Color Refinement#

stereomolgraph.algorithms.circular.numpy_int_multiset_hash(arr: np.ndarray[tuple[int, ...], np.dtype[np.int64]], out: None | np.ndarray[tuple[Literal[1], ...], np.dtype[np.int64]] = None) np.ndarray#

Hash function for a multiset (order-independent with duplicates) of integers. Works by sorting the elements and then applying the tuple hashing function.

Return type:

ndarray

stereomolgraph.algorithms.circular.label_hash(mg: MolGraph, atom_labels: Collection[str] = ('atom_type',)) ndarray[tuple[int], dtype[int64]]#

Generates a hash for each atom based on choosen attributes.

Parameters:
  • mg (MolGraph) – MolGraph object containing the atoms.

  • atom_labels (Collection[str]) – Iterable of attribute names to use for hashing. (default: ('atom_type',))

Return type:

ndarray[tuple[int], dtype[int64]]

stereomolgraph.algorithms.circular.circular_generator(mg: MolGraph, atom_labels: None | ndarray[tuple[int], dtype[int64]] = None) Iterator[ndarray[tuple[int], dtype[int64]]]#

Color refinement algorithm for MolGraph.

This algorithm refines the atom coloring based on their connectivity. Identical to the Weisfeiler-Lehman (1-WL) algorithm.

Parameters:
  • mg (MolGraph) – MolGraph object containing the atoms and their connectivity.

  • max_iter – Maximum number of iterations for refinement. Default is None, which means it will run until convergence.

Return type:

Iterator[ndarray[tuple[int], dtype[int64]]]

stereomolgraph.algorithms.circular.color_refine_hash_mg(graph: MolGraph) int#

Color-refined hash for plain MolGraph objects.

Return type:

int

stereomolgraph.algorithms.circular.color_refine_hash_smg(graph: StereoMolGraph) int#

Color-refined hash for StereoMolGraph objects.

Drops the extra sentinel slot the stereo generator appends.

Return type:

int

stereomolgraph.algorithms.circular.color_refine_hash_crg(graph: CondensedReactionGraph) int#

Color-refined hash for CondensedReactionGraph objects.

Return type:

int

stereomolgraph.algorithms.circular.color_refine_hash_scrg(graph: StereoCondensedReactionGraph) int#

Color-refined hash for StereoCondensedReactionGraph objects.

Return type:

int

stereomolgraph.algorithms.circular.circular_fingerprint(graph: MolGraph, radius: int = 3, n_bits: int = 2048, count: bool = True, accumulate: bool = False, include_hydrogens: bool = False) ndarray#

Build a circular fingerprint for a molecular graph.

If accumulate is True, identifiers from every radius up to the requested radius are included.

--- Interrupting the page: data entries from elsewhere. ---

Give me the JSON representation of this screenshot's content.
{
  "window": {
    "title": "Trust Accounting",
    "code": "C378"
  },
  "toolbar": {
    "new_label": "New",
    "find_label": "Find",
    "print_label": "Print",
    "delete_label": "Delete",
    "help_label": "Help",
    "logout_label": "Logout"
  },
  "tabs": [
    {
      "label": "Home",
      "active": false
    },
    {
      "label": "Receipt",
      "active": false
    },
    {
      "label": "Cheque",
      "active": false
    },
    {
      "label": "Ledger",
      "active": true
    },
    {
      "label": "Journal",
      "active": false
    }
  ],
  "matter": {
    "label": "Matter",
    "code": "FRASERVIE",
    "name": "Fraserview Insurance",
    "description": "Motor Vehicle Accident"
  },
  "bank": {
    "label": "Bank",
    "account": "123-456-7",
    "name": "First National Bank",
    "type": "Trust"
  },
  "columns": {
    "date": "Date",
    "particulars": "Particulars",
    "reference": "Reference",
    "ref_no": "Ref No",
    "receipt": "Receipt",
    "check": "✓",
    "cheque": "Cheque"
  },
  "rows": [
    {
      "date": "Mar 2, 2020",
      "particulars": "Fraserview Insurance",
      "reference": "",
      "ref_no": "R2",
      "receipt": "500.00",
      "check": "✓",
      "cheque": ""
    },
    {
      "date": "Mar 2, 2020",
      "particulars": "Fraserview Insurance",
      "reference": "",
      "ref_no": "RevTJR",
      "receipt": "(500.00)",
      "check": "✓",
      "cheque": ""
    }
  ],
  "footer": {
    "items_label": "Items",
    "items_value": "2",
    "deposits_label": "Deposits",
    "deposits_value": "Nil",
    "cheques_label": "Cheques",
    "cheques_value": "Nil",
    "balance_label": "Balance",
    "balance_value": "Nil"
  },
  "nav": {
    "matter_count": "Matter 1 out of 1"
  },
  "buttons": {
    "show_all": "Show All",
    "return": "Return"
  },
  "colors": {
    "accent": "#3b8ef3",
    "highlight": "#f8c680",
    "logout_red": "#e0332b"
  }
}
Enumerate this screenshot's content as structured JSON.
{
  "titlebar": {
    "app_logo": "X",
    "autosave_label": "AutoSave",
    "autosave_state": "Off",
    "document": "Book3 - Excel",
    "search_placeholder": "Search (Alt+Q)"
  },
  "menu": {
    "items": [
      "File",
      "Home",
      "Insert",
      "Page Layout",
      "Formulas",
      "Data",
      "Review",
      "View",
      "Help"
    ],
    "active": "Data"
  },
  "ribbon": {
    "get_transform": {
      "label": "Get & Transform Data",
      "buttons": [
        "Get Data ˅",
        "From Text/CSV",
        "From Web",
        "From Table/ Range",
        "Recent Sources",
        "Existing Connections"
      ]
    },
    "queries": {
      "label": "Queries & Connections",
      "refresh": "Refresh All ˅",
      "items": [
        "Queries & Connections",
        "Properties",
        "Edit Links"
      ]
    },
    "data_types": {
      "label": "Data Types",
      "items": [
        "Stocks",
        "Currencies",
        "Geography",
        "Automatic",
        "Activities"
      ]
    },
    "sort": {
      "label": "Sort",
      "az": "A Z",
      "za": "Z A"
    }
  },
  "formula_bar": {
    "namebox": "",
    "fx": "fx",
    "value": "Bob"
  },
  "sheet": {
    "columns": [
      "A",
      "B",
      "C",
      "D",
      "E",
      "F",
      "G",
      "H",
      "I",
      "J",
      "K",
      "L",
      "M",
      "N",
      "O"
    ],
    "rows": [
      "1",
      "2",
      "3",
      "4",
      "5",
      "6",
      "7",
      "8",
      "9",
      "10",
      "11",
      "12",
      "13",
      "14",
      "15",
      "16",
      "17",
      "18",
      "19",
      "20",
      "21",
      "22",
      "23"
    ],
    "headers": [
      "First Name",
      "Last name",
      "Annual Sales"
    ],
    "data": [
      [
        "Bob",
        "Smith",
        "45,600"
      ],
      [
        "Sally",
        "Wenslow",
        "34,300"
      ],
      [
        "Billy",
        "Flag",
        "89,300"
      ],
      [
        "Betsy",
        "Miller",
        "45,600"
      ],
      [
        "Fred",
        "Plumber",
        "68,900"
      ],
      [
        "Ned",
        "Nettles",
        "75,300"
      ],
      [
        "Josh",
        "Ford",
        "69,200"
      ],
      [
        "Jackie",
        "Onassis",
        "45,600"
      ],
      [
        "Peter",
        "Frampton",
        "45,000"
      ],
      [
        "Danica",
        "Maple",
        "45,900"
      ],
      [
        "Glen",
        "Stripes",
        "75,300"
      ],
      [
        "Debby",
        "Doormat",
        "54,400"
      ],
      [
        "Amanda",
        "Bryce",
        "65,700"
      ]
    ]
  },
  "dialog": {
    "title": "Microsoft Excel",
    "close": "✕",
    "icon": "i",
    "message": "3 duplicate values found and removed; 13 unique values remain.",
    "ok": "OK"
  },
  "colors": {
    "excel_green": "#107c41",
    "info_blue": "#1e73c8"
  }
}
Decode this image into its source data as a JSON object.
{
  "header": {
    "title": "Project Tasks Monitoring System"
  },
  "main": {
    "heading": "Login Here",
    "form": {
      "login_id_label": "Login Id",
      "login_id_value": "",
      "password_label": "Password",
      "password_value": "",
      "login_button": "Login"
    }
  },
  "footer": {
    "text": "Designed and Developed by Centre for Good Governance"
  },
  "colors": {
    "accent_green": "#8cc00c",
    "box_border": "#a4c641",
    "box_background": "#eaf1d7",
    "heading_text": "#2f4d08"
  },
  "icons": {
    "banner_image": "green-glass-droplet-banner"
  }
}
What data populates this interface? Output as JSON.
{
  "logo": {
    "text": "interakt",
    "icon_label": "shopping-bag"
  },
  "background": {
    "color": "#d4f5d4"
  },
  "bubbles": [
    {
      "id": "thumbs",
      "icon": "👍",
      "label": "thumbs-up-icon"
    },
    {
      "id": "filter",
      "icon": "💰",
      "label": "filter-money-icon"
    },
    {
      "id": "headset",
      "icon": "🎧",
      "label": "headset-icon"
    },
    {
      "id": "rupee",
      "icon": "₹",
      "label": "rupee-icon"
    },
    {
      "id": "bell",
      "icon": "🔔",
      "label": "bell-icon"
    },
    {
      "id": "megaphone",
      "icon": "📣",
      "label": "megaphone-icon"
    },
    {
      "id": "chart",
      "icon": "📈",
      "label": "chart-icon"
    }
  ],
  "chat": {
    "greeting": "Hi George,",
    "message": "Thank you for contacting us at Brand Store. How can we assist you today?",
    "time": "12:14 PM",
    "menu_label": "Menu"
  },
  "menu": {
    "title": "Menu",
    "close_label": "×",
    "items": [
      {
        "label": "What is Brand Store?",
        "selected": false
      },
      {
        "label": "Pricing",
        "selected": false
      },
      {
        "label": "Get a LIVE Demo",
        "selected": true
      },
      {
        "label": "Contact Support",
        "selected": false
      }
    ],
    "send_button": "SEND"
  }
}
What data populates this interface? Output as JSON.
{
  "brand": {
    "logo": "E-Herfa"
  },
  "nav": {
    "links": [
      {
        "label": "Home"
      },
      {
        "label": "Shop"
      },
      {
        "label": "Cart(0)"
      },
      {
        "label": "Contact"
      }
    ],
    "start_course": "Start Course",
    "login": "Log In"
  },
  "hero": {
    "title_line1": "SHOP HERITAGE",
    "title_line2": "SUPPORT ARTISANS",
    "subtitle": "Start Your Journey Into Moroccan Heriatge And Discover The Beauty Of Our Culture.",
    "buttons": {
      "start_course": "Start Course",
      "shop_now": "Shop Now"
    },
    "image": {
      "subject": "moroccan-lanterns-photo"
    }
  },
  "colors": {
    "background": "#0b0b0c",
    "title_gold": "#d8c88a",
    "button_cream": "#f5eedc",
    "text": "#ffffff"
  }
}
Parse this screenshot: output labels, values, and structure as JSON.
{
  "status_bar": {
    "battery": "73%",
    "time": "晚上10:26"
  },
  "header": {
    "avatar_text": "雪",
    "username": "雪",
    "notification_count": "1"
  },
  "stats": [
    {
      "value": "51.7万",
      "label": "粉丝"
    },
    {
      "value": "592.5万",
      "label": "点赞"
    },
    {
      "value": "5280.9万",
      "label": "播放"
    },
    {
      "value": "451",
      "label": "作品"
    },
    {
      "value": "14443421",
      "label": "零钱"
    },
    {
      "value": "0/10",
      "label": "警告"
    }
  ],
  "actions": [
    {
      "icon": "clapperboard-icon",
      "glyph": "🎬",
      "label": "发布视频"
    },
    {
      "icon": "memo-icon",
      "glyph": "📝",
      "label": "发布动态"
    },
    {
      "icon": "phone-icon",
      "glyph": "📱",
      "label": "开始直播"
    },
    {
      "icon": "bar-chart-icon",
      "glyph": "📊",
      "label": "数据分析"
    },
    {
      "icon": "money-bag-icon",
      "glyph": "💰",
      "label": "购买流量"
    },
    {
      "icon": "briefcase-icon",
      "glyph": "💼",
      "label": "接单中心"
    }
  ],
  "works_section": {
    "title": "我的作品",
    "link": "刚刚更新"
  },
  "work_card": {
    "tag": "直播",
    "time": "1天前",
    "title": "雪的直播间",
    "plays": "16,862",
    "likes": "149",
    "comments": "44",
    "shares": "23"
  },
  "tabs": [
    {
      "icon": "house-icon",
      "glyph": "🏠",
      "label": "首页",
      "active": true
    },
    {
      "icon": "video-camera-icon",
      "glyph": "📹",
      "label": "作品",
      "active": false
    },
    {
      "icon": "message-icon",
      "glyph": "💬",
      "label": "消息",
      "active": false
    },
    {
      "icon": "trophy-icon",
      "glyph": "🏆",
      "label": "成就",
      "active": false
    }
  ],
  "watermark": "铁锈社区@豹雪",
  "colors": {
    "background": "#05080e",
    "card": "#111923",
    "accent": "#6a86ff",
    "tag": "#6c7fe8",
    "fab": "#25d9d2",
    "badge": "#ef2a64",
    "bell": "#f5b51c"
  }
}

Otherwise, only the last radius is used. If include_hydrogens is False, atom environments centered on hydrogens are excluded.

Parameters:
  • graph (MolGraph) – Molecular graph to fingerprint.

  • radius (int) – Maximum refinement radius to include. (default: 3)

  • n_bits (int) – Length of the folded fingerprint. If 0 or None, return the unique integer identifiers instead of a folded bit/count vector. (default: 2048)

  • count (bool) – If True, all unique values are used once. (default: True)

  • accumulate (bool) – Whether to include identifiers from all radii up to radius instead of only the final radius. (default: False)

  • include_hydrogens (bool) – Whether to include hydrogen-centered environments. (default: False)

Return type:

ndarray

stereomolgraph.algorithms.circular.circular_stereo_fingerprint(graph: StereoMolGraph, radius: int = 3, n_bits: int = 2048, count: bool = True, accumulate: bool = False, include_hydrogens: bool = False) ndarray#

Build a circular stereo fingerprint for a molecular graph.

If accumulate is True, identifiers from every radius up to the requested radius are included. Otherwise, only the last radius is used. If include_hydrogens is False, atom environments centered on hydrogens are excluded.

Parameters:
  • graph (StereoMolGraph) – Molecular graph to fingerprint.

  • radius (int) – Maximum refinement radius to include. (default: 3)

  • n_bits (int) – Length of the folded fingerprint. If 0 or None, return the unique integer identifiers instead of a folded bit/count vector. (default: 2048)

  • count (bool) – If True, all unique values are used once. (default: True)

  • accumulate (bool) – Whether to include identifiers from all radii up to radius instead of only the final radius. (default: False)

  • include_hydrogens (bool) – Whether to include hydrogen-centered environments. (default: False)

Return type:

ndarray